Mr. Darroch told the BBC in an interview on Friday that James Murdoch “got strong support” at BSkyB. He added that judging by his work at BSkyB, “he always acted with the highest degree of integrity.”
But some shareholders, including large British pension funds, have criticized BSkyB’s choice of chairman in the past, saying they would prefer a chairman who was not directly linked to the company’s largest shareholder, News Corporation.
There were signs that the phone hacking scandal also hurt other parts of the Murdoch media empire beyond The News of the World, which was shuttered.

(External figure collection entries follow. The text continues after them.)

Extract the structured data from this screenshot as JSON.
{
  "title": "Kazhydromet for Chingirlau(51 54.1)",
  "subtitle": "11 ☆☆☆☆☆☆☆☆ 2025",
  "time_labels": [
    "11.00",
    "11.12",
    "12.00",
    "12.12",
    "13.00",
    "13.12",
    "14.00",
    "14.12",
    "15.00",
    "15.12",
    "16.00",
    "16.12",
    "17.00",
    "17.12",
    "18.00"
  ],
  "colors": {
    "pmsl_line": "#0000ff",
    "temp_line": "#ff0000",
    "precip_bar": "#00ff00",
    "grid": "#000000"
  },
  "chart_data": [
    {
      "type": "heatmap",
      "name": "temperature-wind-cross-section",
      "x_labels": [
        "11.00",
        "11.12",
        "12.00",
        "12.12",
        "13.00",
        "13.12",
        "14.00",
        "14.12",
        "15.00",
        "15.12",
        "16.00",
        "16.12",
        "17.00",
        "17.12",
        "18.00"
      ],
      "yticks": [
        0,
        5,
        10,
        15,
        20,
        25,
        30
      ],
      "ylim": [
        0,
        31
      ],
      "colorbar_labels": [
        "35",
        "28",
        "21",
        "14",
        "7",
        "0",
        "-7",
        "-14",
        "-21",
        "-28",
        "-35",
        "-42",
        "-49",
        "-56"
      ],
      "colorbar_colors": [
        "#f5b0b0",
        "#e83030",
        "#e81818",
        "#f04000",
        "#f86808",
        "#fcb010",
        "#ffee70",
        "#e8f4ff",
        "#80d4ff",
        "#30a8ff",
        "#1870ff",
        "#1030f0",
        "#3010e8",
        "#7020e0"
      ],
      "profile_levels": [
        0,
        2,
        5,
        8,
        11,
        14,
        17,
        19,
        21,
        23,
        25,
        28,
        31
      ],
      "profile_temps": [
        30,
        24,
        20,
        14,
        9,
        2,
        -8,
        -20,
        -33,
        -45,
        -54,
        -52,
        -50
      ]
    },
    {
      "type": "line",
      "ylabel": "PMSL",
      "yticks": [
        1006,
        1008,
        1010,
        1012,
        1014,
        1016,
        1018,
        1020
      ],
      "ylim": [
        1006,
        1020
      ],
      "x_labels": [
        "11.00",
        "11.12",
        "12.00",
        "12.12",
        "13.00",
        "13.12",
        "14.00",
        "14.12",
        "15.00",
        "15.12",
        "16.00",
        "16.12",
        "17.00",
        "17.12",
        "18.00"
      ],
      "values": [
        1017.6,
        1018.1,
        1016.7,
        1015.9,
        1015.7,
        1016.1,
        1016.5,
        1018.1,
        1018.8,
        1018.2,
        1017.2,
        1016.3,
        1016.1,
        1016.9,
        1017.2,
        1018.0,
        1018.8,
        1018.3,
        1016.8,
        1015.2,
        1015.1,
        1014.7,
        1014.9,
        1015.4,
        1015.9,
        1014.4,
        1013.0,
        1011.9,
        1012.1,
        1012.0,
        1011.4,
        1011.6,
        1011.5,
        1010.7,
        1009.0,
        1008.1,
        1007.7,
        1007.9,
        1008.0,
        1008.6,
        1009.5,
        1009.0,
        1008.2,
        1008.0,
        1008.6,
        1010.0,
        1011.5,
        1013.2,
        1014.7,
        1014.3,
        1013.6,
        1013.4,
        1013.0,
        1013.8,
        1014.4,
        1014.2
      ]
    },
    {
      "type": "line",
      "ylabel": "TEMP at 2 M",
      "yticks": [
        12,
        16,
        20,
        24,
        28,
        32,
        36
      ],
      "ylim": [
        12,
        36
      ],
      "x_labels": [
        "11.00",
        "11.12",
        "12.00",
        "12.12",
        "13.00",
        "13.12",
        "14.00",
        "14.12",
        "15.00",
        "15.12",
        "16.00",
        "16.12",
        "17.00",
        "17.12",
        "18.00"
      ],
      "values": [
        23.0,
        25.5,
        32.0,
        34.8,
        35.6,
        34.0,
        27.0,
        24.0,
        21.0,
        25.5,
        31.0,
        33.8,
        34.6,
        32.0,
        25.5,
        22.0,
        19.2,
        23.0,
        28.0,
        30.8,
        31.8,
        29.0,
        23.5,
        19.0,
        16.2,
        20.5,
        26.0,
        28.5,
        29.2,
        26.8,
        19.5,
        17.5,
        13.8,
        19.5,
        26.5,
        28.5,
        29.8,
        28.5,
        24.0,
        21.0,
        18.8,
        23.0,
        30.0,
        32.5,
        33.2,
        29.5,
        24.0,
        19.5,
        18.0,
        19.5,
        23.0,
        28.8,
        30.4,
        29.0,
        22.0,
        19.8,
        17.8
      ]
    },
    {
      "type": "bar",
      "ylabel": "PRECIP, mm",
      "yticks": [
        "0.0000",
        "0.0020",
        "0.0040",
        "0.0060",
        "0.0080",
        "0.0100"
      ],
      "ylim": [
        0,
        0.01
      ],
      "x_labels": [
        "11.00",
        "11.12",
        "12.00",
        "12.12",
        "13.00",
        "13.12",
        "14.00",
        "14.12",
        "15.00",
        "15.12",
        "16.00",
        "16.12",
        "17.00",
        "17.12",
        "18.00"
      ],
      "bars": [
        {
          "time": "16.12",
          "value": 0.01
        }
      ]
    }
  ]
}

The Times of London lost some subscribers in the immediate aftermath of the phone hacking scandal, James Harding, editor of the newspaper told the BBC on Wednesday. “We saw small number of people cancelled their digital subscription or print subscription,” Mr. Harding said. “Those have largely come back.”
BSkyB, which owns several satellite channels, said on Friday that operating profit for the full year that ended in June rose 23 percent to £1.07 billion from £872 million a year earlier. That beat the average £1.06 billion in profit analysts surveyed by Thomson Reuters predicted. BSkyB’s shares rose 0.5 percent in London on Friday.
“Recent hysteria may have affected the share price,” Richard Hunter at Hargreaves Lansdown Stockbrokers in London wrote in a note to clients. “But the underlying business remains defiantly strong.”